Convenors: Siri Brorstad Borlaug and Liv Langfeldt.
Session type: Full paper session.
The past decades have seen a blooming in national and international funding schemes aiming at excellence in science (Hellström 2018; Cremonini et al. 2017; OECD 2014; Aksnes et al. 2014; Bloch and Sørensen 2014). The assumption behind this is that concentrated and long-term funding will contribute to building scientific excellent research by supporting selective groups of researchers, who’s efforts and performance would further serve as good examples and trickle down and produce better performance in the science system as a whole (Bloch et al. 2016; Scholten et al. 2018). As large research grants seem to be the norm, and there is without doubt increased pressures and competition for these grants among researcher but also research organisations, one risk of this strategy may be that the possibilities for exploring new potential promising paths of research may be reduced (Whitley et al.2018). Research has for instance suggested that such grants have a Matthew effect – supporting already well positioned researchers (Langfeldt et al. 2015) and do not seem to contribute to better scientific performance (Aagaard et al. 2020). Another concern is that different research fields have different practices and needs for resources and that large research grants may be compatible with the needs of some sciences but not with others (Borlaug & Langfeldt 2019).
One more widely shared assumption – at least in policy – is the positive correlation between excellence in research and societal impact. Investing in the ‘best’ researchers is considered as a viable strategy for societal relevance and impact. Recently, concerns have been raised that the excellence funding may contribute to the opposite, e.g. the strive for excellence may reduce the capacity of researchers to engage in society in terms of for instance time, but also other resources (Scholten et al.2018). While funding agencies try to compensate for this by emphasizing the importance of societal impact in the grant proposal, and researchers have become more skilled in writing such descriptions, we do not know whether this affects researchers’ interactions with society.
With this as a background, this track calls for papers addressing the role of science policy instruments for the science system as a whole. We welcome theoretical, methodological and empirical contributions.
Papers could for instance explore:
Differences between fields of research in the valuation and assessment of excellence and impact, and the role and challenges of multi- and interdisciplinary research.
References
Aagaard, K., A. Kladakis and M.W. Nielsen (2020) ‘Concentration or dispersal of research funding?’ Quantitative Science Studies, 1(1): 117-149.
Aksnes, D. W., Benner, M., Borlaug, S. B., Hansen, H. F., Kallerud, E., Kristiansen, E., … & Sivertsen, G. (2012). Centres of Excellence in the Nordic countries. A comparative study of research excellence policy and excellence centre schemes in Denmark, Finland, Norway and Sweden. NIFU report
Bloch, C., Graversen, E. K., & Pedersen, H. S. (2014). Competitive Research Grants and Their Impact on Career Performance. Minerva, 52(1), 77-96. doi:10.1007/s11024-014-9247-0
Borlaug, S. B. and L. Langfeldt (2019) “One model fits all? How centres of excellence affect research organisation and practices in the humanities’, Studies in Higher Education, 1-12.

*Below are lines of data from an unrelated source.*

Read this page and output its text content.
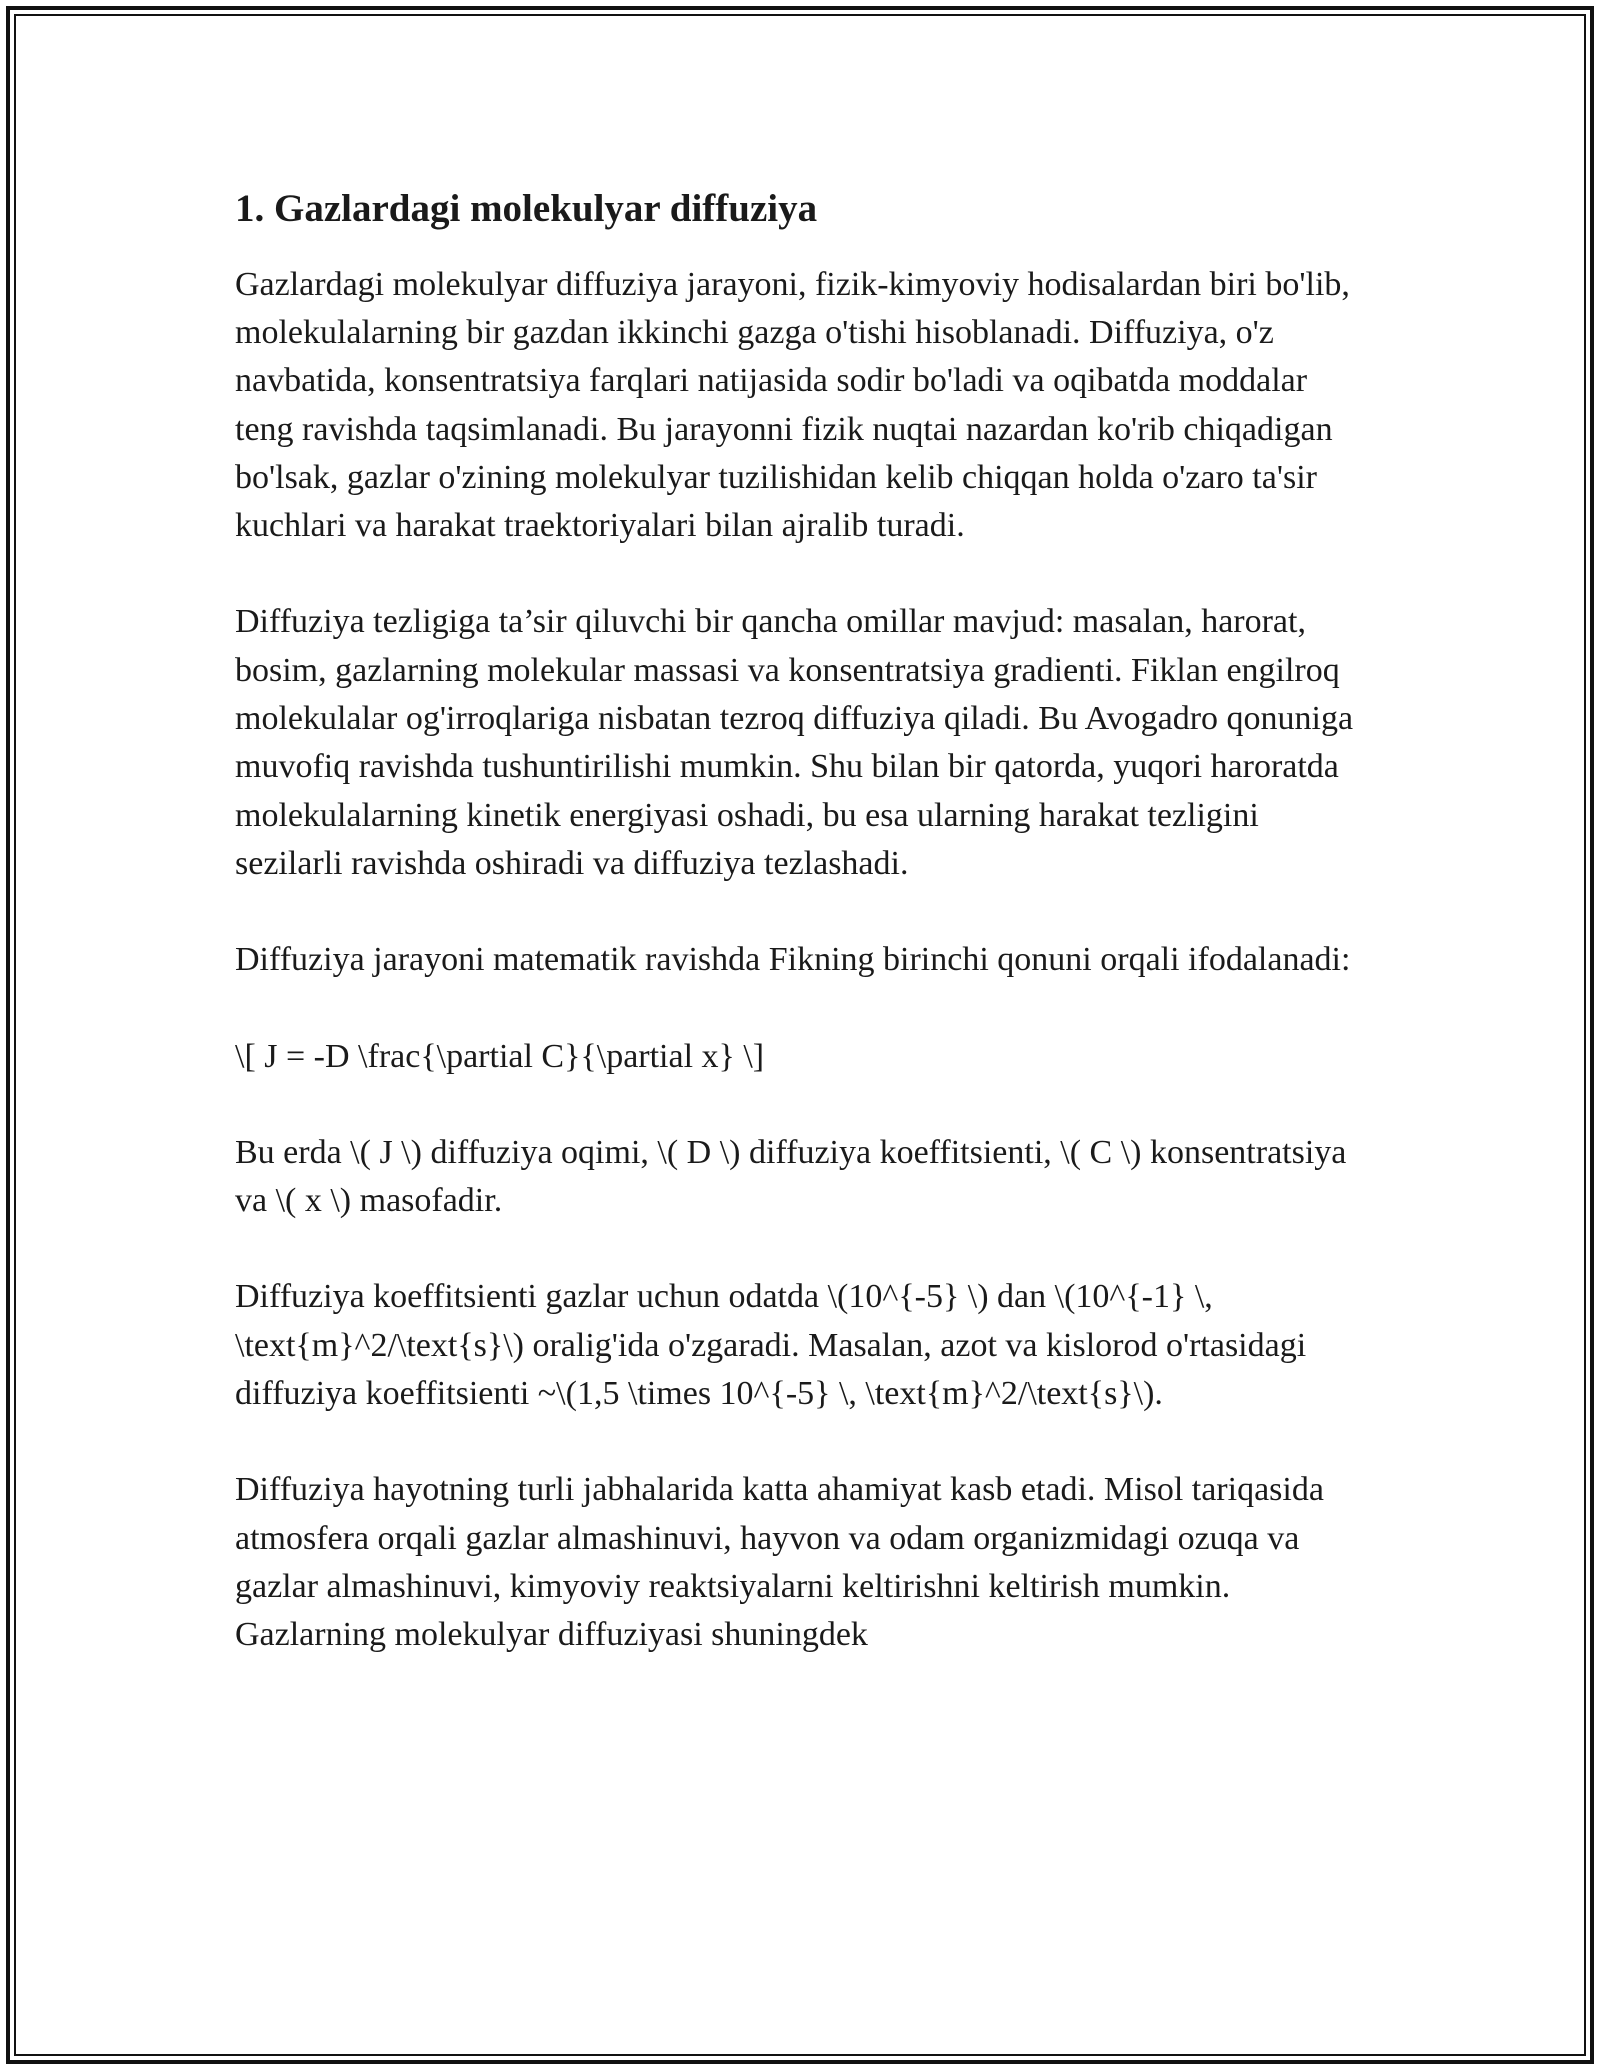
1. Gazlardagi molekulyar diffuziya

Gazlardagi molekulyar diffuziya jarayoni, fizik-kimyoviy hodisalardan biri bo'lib, molekulalarning bir gazdan ikkinchi gazga o'tishi hisoblanadi. Diffuziya, o'z navbatida, konsentratsiya farqlari natijasida sodir bo'ladi va oqibatda moddalar teng ravishda taqsimlanadi. Bu jarayonni fizik nuqtai nazardan ko'rib chiqadigan bo'lsak, gazlar o'zining molekulyar tuzilishidan kelib chiqqan holda o'zaro ta'sir kuchlari va harakat traektoriyalari bilan ajralib turadi.

Diffuziya tezligiga ta’sir qiluvchi bir qancha omillar mavjud: masalan, harorat, bosim, gazlarning molekular massasi va konsentratsiya gradienti. Fiklan engilroq molekulalar og'irroqlariga nisbatan tezroq diffuziya qiladi. Bu Avogadro qonuniga muvofiq ravishda tushuntirilishi mumkin. Shu bilan bir qatorda, yuqori haroratda molekulalarning kinetik energiyasi oshadi, bu esa ularning harakat tezligini sezilarli ravishda oshiradi va diffuziya tezlashadi.

Diffuziya jarayoni matematik ravishda Fikning birinchi qonuni orqali ifodalanadi:

\[ J = -D \frac{\partial C}{\partial x} \]

Bu erda \( J \) diffuziya oqimi, \( D \) diffuziya koeffitsienti, \( C \) konsentratsiya va \( x \) masofadir.

Diffuziya koeffitsienti gazlar uchun odatda \(10^{-5} \) dan \(10^{-1} \, \text{m}^2/\text{s}\) oralig'ida o'zgaradi. Masalan, azot va kislorod o'rtasidagi diffuziya koeffitsienti ~\(1,5 \times 10^{-5} \, \text{m}^2/\text{s}\).

Diffuziya hayotning turli jabhalarida katta ahamiyat kasb etadi. Misol tariqasida atmosfera orqali gazlar almashinuvi, hayvon va odam organizmidagi ozuqa va gazlar almashinuvi, kimyoviy reaktsiyalarni keltirishni keltirish mumkin. Gazlarning molekulyar diffuziyasi shuningdek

Cremonini, L., Horlings, E., & Hessels, L. K. 2017. Different recipes for the same dish: Comparing policies for scientific excellence across different countries. Science and public policy, 45(2), 232-245.
Hellström, T. (2018) Centres of Excellence and Capacity Building: from Strategy to Impact. Science and Public Policy, 2017, 1–10, scx082,
Langfeldt, L., M. Benner, G. Sivertsen, E. H. Kristiansen, D. W. Aksnes, S. B. Borlaug, H. F. Hansen, E. Kallerud, A. Pelkonen (2015a). Excellence and growth dynamics – a comparative study of the Matthew effect. Science and Public Policy 42(5): 661-675.
OECD (2014) Promoting Research Excellence: New Approaches to Funding. Paris: OECD.
Scholten, W., L. van Drooge and P. Diederen (2018). Excellence is extra-ordinary – Thirty years of focus on excellence in Dutch science policy. The Hague: Rathenau Instituut.
Whitley, R., J. Gläser and G. Laudel (2018) ‘The impact of changing funding and authority relationships on scientific innovations’, Minerva, 56(1): 109-134.